Der ehemalige Kulturminister Pawel Latuschka bei seinem Auftritt in Wien.
Der ehemalige belarussische Kulturminister Pawel Latuschka ist heute eines der führenden Gesichter der Demokratiebewegung. Am Dienstag war er zu Gast in Wien.
David Pichler

Der prominente belarussische Exilpolitiker Pawel Latuschka fordert ein entschlosseneres internationales Vorgehen gegen das Regime von Machthaber Alexander Lukaschenko. So wäre etwa ein internationaler Haftbefehl gegen Lukaschenko ein "heftiger Schlag" vor der im nächsten Jahr anstehenden Präsidentschaftswahl, sagte Latuschka am Dienstagabend bei einer Veranstaltung im österreichischen Parlament, zu der die außenpolitische Sprecherin der Grünen, Ewa Ernst-Dziedzic, geladen hatte.

Latuschka gehört zu jenen Regimegegnern, die den seit 1994 amtierenden Lukaschenko besonders gut kennen: Von 2009 bis 2012 war er Kulturminister, danach ging er als Botschafter nach Frankreich. Nachdem Lukaschenko den Sieg bei der Präsidentschaftswahl 2020 mit mehr als 80 Prozent für sich beansprucht und die anschließenden Massenproteste brutal niedergeschlagen hatte, schloss sich Latuschka dem Koordinierungsrat rund um Swetlana Tichanowskaja an. Tichanowskaja war bei der Wahl gegen Lukaschenko angetreten, wurde danach ins litauische Exil gedrängt und ist heute Kopf der belarussischen Demokratiebewegung.

Im Exil lebt seither auch Latuschka. Er ist stellvertretender Chef des Vereinten Übergangskabinetts von Tichanowskaja, einer Schattenregierung, die sich auch um internationale Vernetzung und Repräsentanz bemüht.
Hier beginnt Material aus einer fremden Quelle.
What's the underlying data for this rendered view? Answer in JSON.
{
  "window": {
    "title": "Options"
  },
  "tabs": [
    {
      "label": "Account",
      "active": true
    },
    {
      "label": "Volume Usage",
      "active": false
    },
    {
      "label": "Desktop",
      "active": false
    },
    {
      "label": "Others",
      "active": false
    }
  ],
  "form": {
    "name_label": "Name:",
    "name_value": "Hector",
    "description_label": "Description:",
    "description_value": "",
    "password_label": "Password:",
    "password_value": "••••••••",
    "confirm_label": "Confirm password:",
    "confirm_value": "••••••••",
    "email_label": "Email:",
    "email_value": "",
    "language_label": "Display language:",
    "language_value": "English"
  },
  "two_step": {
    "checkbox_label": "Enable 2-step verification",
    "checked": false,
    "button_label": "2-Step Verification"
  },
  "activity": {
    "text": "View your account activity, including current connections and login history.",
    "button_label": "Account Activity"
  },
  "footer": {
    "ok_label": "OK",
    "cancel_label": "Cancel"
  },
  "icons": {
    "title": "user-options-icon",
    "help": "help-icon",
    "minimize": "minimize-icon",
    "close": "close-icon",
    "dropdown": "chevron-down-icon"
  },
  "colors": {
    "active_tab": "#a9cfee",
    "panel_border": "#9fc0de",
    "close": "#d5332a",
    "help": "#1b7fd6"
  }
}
Latuschka, der mittlerweile in Abwesenheit zu 18 Jahren Haft verurteilt wurde, beklagte in Wien die fortschreitende Repression in seinem Land: Die Menschenrechtsorganisation Wjasna verzeichne derzeit mehr als 1400 politische Gefangene. Allein vergangene Woche seien 200 Menschen verhaftet worden – manche davon nur, weil sie den Familien von anderen Inhaftierten zuvor Essenspakete hätten zukommen lassen.

Seite an Seite mit Russland

"Seit 2020 sind elf Parteien eliminiert und 1500 NGOs aufgelöst worden. Es gibt keine unabhängigen Medien mehr, 500.000 Menschen haben das Land verlassen", so Latuschka. Und das in einem Staat mit nur etwas mehr als neun Millionen Einwohnern. Latuschkas Hoffnung liegt nun vor allem im Ausland: "Ich glaube an internationales Recht und internationale Verantwortung. Lukaschenko und seine Komplizen müssen für ihre Verbrechen zur Rechenschaft gezogen werden."

Sein Team habe beim Internationalen Strafgerichtshof (ICC) in Den Haag bereits zwei Eingaben gemacht: Eine betrifft den Vorwurf von Verbrechen gegen die Menschlichkeit, eine die angebliche Verschleppung ukrainischer Kinder von russisch besetztem Gebiet nach Belarus. Nun hofft Latuschka auf einen internationalen Haftbefehl, ähnlich wie im Falle der Verschleppung von Kindern gegen den russischen Präsidenten Wladimir Putin.

Eine weitere Forderung Latuschkas betrifft westliche Sanktionen gegen das Regime in Belarus. Diese seien nicht effektiv genug und würden es dem Land weiterhin erlauben, als Schlupfloch für die Umgehung von Sanktionen gegen Russland zu fungieren. "Viele Politiker in den EU-Staaten haben die Rolle Lukaschenkos im russischen Krieg gegen die Ukraine noch nicht verstanden", beklagte er. Belarus könne der russischen Armee künftig nicht nur sein Territorium als Aufmarschgebiet zur Verfügung stellen, sondern sich auch selbst aktiv an Kämpfen beteiligen, warnte Latuschka und verwies dabei auch auf die Stationierung russischer Atomwaffen in seinem Land. (Gerald Schubert, 31.1.2024)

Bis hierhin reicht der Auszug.